The extent of the move varies from currency to currency and between Interbank markets and their Clients.
We look at each market in turn.
The laws of unintended consequences are at play in these early post-Brexit days. We have witnessed Brexit move $4Trn of derivatives to US-registered SEFs before the end of January 2021. That is in stark contrast to the early days of Dodd-Frank, when some US banks set up European entities to retain access to “European liquidity” which was anticipated to stay off-SEF. Now that same European liquidity pool is potentially having to execute on-SEF. You couldn’t make it up….
The SEF world is split between interdealer central limit order books (CLOBS) such as those operated by tp-ICAP, BGC, Trads etc. These are all D2D venues. Tradeweb and Bloomberg, for Rates, are RFQ platforms and trade D2C volumes.
We can therefore compare the D2D volumes on-SEF versus the Dealer volumes in CCPView to calculate the percentage of the overall global market that is executing on-SEF.

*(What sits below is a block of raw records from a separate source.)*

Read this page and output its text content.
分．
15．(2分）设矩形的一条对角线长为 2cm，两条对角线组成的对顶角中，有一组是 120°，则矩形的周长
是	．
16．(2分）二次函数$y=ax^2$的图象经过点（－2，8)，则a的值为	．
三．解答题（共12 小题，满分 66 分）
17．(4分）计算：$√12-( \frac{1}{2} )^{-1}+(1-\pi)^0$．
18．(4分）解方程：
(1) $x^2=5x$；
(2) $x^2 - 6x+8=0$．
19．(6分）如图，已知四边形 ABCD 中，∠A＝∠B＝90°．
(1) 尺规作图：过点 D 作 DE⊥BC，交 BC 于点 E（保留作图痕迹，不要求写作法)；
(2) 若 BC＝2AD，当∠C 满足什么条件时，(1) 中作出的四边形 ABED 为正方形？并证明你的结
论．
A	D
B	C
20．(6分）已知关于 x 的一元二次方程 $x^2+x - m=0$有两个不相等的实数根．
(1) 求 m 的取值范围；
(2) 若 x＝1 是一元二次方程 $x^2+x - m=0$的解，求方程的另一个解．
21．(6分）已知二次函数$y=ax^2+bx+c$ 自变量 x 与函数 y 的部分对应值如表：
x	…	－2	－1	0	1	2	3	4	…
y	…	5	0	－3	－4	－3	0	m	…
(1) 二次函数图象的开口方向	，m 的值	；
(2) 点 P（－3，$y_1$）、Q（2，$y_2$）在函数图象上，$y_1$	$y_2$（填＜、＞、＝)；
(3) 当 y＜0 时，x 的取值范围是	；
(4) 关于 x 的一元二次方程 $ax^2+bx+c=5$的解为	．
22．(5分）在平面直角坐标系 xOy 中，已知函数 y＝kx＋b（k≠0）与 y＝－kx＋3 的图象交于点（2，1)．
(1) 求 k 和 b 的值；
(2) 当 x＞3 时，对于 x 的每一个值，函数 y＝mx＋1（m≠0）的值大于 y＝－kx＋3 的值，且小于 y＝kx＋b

We do the same for D2C volumes on-SEF versus Client cleared volumes in CCPView.
The Brexit-effect is pretty clear! On to the charts….
EUR D2D Market
What portion of the global D2D EUR swaps market is now executing on-SEF?
- 18% of EUR D2D volumes were being executed each week on-SEF in the early days of January.
- This reached 24% on some days.
- EUR swap trading was rarely seen on D2D SEFs during Q4 2020.
- The move to SEF trading seems to be entirely down to Brexit.
(Please note that 2020 EUR SEF volumes exclude some compression runs reported by BGC. The volumes were forward-starting swaps which we believe were the results of Capitalab compression runs and therefore not price-forming activity.)
It is notable that the proportion of the EUR D2D swaps market executing on-SEF has now begun to creep back below 10% in recent weeks.
Why is this happening and what will the final “steady-state” look like? We can only follow the data to find out!
GBP D2D Market
The effects on different markets is striking.
The move in EUR D2D swaps is the “purest” representation of what is happening as a result of Brexit alone.
In GBP markets, two factors have combined to amplify the move – benchmark reform AND Brexit. Just look at the data:
- In some weeks, 40% of total GBP IRS in the global market has traded on-SEF.
- This is largely a result of weekly operations on the NEX SEF.
- The GBP volumes across NEX, that used to be FRAs, have now switched to Single Period Swaps.
- The volumes in these SPS in GBP has increased from virtually zero in 2020 on the NEX SEF to over 50% of the global GBP IRS market on some days in 2021!
- There are also regular volume spikes reported by the TP SEF. We assume these (smaller) spikes are also due to FRA runs converting to SPS in GBP this year.
To estimate the Brexit-alone impact on GBP, I ran the same data excluding the NEX SEF. This shows much the same pattern, just shifted lower to represent ~10-25% of the overall GBP IRS market. That is still a significant move higher from basically zero in 2020!
Completing the analysis of D2D markets, the USD data is equally as messy as GBP. There is also evidence that market participants are switching out of USD FRAs and into USD SPS (such as on the Dealerweb SEF). As a result we’ve seen as much as 65% of the global USD market executed on-SEF in 2021.
However, it is not clear from the data whether Brexit has moved a (meaningful) amount of volumes on to SEFs for USD swaps.
Meanwhile, in D2C markets, the EUR market probably best illustrates the lack of impact that Brexit has had. We don’t see any significant change in client behaviour when comparing EUR volumes on D2C SEFs to client-cleared volumes in EUR:
- 10-20% of the interdealer EUR swaps market now executes on-SEF. This is because of Brexit, rising from virtually zero last year.
- Up to 40% of the interdealer GBP swaps market now executes on-SEF. This results from the twin impacts of Brexit and a move to SPS trading instead of FRAs.
- There has been little impact to Client markets.
- The move onto SEFs from interdealer markets in both GBP and EUR seems to have waned in early February.
- We need to keep an eye on the data to follow this trend.